My weekly column (Ottawa Citizen version, homepage version) looks at the current debate over the spectrum auction set for 2008. The first round of the consultation comments closed last month, generating nearly 50 industry submissions, yet surprisingly only four Canadians provided their views (follow up responses can be made until June 27th). By comparison, in the United States more than 250,000 people have written to the Federal Communications Commission to urge it to set conditions on a forthcoming spectrum auction that would make Internet access more open, affordable, and accessible.
Despite the lack of Canadian public awareness, the issue has an enormous impact on telecommunications since it plays a pivotal role in determining wireless competition. The three incumbent wireless providers (Bell, Telus, and Rogers) along with some business groups stand on one side, calling for an "open auction" that would involve minimal pre-conditions and see the available spectrum auctioned off to the highest bidders. These groups argue that the Canadian wireless market is already competitive and that the government should avoid setting aside spectrum for new providers.

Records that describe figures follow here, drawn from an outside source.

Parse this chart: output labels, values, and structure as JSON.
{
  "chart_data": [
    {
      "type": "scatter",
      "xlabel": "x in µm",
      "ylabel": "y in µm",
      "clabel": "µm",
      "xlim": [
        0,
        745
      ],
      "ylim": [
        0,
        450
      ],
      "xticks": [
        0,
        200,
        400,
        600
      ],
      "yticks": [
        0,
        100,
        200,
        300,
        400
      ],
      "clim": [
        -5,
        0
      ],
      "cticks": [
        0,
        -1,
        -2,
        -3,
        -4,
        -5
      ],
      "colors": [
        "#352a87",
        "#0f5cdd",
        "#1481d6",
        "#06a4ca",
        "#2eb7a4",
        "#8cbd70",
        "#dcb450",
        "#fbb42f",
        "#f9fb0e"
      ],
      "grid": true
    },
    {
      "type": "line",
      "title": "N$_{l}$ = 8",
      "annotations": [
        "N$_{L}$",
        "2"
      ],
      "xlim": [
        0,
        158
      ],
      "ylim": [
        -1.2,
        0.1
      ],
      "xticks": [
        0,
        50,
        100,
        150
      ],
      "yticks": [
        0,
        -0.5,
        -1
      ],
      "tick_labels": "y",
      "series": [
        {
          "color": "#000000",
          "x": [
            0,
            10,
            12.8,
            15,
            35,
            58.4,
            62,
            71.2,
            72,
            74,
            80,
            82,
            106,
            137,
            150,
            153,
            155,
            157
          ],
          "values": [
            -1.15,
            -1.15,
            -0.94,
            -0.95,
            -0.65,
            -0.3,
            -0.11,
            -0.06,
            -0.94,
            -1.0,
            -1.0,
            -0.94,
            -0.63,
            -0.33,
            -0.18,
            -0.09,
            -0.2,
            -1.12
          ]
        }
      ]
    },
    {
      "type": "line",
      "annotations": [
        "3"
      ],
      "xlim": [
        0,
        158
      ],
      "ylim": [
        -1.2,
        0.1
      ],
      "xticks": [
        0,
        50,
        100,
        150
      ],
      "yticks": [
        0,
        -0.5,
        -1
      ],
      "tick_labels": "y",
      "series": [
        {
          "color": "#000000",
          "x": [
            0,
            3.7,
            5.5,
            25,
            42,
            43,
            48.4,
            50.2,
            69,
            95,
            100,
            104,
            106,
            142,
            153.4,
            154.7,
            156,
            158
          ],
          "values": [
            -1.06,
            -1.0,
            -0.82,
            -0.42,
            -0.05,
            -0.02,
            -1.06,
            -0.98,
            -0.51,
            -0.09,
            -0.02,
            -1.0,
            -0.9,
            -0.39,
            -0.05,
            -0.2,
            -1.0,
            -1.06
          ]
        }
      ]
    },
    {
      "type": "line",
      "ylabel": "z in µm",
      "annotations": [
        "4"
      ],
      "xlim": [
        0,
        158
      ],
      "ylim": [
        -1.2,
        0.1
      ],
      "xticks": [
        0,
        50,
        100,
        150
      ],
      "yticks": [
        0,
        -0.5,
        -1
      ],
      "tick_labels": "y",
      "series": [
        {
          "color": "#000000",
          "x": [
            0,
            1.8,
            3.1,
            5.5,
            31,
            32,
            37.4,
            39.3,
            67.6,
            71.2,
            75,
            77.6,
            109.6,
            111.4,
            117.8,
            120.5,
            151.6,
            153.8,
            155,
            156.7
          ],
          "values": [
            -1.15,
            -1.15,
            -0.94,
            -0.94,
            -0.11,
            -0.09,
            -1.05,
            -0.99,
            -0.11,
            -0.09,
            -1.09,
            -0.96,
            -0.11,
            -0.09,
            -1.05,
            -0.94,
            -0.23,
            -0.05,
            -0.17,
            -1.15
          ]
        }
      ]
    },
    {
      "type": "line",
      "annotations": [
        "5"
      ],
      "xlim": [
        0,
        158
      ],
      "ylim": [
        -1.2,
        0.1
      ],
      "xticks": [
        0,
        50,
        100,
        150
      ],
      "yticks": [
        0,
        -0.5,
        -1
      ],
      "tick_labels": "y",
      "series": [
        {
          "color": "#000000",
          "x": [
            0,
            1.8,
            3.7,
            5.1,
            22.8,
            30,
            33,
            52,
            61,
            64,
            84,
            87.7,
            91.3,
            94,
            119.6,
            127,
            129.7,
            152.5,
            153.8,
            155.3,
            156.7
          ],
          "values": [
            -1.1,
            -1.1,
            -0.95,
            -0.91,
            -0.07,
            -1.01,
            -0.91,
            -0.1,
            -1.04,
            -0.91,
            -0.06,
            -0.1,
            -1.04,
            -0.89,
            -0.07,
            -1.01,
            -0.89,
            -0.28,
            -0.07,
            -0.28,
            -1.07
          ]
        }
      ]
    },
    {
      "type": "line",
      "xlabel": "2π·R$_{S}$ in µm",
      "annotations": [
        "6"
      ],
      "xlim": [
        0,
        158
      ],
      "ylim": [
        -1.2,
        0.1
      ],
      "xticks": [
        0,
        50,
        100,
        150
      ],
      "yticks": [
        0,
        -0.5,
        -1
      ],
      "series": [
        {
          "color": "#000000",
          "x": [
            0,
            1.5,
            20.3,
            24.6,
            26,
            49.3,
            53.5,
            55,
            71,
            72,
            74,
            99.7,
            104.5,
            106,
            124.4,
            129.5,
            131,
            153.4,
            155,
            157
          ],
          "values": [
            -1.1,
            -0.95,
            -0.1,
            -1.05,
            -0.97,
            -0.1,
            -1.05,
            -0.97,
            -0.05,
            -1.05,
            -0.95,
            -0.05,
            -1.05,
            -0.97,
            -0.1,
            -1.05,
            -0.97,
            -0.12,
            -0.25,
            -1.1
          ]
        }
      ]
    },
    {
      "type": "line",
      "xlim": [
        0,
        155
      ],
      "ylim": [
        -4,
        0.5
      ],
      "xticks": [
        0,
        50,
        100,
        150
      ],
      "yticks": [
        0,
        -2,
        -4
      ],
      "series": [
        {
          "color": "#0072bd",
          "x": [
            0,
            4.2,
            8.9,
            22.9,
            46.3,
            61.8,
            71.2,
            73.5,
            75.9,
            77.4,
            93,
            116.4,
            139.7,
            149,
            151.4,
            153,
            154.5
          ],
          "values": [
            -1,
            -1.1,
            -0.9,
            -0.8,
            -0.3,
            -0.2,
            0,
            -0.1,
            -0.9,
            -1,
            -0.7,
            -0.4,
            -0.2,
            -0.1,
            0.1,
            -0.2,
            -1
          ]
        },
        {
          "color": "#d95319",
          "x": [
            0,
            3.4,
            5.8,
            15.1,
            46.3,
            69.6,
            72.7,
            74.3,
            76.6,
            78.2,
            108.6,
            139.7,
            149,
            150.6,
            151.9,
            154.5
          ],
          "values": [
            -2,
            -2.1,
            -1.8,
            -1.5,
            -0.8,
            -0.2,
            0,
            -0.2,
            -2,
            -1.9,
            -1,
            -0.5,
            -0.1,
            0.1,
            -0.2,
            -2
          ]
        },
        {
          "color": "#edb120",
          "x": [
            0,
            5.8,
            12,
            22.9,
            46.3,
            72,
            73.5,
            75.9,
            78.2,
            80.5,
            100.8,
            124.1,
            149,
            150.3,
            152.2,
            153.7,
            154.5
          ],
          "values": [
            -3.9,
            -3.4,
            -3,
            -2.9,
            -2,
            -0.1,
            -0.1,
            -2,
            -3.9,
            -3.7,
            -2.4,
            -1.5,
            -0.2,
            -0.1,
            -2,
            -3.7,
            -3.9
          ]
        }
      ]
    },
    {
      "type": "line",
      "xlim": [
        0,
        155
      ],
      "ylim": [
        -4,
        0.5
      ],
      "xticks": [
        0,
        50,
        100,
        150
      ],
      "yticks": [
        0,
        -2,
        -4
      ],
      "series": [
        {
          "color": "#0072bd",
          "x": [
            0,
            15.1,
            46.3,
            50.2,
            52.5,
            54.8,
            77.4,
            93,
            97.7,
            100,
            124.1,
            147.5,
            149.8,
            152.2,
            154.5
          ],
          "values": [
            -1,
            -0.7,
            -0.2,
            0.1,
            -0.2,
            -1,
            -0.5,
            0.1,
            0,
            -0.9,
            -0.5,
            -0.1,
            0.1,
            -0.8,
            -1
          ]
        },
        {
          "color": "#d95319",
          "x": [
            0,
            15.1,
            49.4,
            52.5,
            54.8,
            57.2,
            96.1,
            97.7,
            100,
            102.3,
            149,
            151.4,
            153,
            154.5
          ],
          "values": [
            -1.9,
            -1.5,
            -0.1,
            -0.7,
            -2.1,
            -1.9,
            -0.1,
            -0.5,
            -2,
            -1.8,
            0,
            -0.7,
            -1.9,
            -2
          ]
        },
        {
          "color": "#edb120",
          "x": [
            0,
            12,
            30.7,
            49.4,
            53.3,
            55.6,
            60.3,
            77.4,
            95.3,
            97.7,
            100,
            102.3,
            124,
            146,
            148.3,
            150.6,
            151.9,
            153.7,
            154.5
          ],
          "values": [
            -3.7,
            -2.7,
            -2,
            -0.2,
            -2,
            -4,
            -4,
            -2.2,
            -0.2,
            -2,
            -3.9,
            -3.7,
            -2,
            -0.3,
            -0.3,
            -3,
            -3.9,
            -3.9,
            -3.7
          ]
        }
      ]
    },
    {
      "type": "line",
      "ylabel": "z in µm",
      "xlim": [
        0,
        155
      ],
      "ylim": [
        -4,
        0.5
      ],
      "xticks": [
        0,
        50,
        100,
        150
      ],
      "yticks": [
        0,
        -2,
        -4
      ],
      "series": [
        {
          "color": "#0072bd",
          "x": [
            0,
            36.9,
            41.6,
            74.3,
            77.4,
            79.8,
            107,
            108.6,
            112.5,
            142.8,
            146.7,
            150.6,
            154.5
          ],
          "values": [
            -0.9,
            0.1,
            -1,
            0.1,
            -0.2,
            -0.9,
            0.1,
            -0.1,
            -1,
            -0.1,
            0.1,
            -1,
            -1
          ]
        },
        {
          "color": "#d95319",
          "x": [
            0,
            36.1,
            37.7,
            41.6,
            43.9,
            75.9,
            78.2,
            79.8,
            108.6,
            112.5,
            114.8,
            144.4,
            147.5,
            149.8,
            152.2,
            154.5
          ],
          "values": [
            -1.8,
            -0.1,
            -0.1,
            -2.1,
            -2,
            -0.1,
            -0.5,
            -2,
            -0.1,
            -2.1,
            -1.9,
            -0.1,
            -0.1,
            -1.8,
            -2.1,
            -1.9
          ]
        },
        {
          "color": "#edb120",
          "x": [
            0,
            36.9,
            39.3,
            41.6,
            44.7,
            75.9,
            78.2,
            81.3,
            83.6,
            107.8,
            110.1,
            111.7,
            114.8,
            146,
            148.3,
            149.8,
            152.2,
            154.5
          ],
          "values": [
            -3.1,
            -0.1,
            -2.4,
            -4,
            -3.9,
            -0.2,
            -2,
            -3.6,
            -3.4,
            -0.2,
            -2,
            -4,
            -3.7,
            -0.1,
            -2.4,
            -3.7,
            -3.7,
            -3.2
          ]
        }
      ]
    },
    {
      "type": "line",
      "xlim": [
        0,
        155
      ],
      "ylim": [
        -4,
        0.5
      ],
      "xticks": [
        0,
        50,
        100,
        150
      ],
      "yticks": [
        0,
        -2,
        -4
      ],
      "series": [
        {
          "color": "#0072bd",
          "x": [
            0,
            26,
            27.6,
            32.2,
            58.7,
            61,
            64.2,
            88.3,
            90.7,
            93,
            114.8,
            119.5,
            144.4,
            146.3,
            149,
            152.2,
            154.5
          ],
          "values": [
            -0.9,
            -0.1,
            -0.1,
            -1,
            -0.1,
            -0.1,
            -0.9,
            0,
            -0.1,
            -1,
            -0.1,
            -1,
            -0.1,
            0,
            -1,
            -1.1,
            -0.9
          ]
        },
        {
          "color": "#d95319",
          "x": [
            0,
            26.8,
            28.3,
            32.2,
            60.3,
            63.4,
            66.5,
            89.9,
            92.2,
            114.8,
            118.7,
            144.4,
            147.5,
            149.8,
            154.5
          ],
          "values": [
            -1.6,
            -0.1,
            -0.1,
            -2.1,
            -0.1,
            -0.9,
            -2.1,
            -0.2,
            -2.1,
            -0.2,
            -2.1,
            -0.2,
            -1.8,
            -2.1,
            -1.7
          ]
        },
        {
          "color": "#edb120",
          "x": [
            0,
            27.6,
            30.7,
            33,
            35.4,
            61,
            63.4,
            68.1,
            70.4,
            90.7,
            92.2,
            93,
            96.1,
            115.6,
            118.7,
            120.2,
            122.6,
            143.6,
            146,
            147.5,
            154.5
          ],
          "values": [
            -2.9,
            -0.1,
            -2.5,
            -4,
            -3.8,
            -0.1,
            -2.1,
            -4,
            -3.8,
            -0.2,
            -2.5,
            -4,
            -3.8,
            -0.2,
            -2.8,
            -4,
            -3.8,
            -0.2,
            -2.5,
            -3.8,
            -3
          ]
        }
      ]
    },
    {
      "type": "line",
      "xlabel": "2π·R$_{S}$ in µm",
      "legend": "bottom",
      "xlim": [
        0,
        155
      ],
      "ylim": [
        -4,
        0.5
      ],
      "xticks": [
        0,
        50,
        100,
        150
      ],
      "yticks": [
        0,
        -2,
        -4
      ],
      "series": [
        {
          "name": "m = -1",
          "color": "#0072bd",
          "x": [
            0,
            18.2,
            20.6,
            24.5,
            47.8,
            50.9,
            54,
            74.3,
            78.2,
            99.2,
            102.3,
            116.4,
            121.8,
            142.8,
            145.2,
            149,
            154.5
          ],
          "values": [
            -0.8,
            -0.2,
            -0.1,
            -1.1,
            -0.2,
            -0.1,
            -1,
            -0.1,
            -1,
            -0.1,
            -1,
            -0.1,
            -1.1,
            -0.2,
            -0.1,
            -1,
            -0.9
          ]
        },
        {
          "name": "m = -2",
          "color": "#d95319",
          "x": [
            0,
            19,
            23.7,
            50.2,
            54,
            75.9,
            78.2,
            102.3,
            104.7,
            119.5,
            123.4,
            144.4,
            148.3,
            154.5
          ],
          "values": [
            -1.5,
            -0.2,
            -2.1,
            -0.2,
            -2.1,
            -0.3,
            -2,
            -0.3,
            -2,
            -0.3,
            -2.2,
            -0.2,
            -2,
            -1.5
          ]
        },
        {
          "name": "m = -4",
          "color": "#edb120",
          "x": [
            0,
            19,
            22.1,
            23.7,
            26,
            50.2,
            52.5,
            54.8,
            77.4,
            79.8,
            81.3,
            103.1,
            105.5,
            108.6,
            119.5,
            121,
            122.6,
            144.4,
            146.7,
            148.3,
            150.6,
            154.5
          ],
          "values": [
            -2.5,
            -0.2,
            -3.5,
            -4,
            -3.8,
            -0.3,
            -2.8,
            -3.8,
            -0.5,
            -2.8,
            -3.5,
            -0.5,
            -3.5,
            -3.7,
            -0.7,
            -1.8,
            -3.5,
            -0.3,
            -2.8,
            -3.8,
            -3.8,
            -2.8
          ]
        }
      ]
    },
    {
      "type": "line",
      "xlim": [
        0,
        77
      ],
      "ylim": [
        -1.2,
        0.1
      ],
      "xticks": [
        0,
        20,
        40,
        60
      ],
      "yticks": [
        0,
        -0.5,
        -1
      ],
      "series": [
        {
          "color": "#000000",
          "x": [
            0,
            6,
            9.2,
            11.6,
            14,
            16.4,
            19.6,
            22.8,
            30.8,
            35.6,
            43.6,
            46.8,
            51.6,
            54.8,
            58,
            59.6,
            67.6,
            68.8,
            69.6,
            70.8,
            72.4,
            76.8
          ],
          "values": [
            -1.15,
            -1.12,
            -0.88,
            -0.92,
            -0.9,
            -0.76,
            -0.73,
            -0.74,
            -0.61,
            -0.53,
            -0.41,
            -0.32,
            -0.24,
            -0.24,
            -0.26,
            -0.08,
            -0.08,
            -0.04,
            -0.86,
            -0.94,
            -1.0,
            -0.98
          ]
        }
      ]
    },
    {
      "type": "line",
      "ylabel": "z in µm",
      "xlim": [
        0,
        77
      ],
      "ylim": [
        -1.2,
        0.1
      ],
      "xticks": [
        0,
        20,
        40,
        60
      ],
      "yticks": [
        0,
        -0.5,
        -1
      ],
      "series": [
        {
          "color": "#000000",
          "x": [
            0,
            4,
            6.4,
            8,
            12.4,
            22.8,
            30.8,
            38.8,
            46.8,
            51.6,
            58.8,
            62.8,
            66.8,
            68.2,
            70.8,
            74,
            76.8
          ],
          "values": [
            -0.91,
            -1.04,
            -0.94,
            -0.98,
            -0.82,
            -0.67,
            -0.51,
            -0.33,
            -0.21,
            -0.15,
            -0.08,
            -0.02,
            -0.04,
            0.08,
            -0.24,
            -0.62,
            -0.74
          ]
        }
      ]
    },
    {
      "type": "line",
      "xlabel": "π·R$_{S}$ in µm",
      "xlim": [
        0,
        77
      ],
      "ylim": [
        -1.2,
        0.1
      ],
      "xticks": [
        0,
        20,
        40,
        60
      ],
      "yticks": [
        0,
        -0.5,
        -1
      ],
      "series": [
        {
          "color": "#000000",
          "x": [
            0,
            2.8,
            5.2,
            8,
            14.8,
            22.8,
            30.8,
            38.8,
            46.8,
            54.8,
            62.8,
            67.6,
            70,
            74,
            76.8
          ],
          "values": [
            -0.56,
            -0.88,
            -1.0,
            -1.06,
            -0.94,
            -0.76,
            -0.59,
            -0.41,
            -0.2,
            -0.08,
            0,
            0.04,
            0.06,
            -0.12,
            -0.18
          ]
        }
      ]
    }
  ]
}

Major cable companies (Shaw, Quebecor, Cogeco) and smaller telecom companies (MTS Allstream, Toronto Hydro Telecom) provide the alternate perspective. They are seeking a "set-aside" that would reserve spectrum for new entrants. These companies point to data that places Canada well below other developed countries on metrics such as the number of wireless subscribers, pricing, and the introduction of innovative services. They also note that Canadian spectrum auctions are not truly open, since foreign ownership restrictions exclude many potential bidders.
While the incumbents have been quick to characterize a spectrum set-aside as akin to a government subsidy, they fail to acknowledge that they were handed reserved spectrum to get off the ground.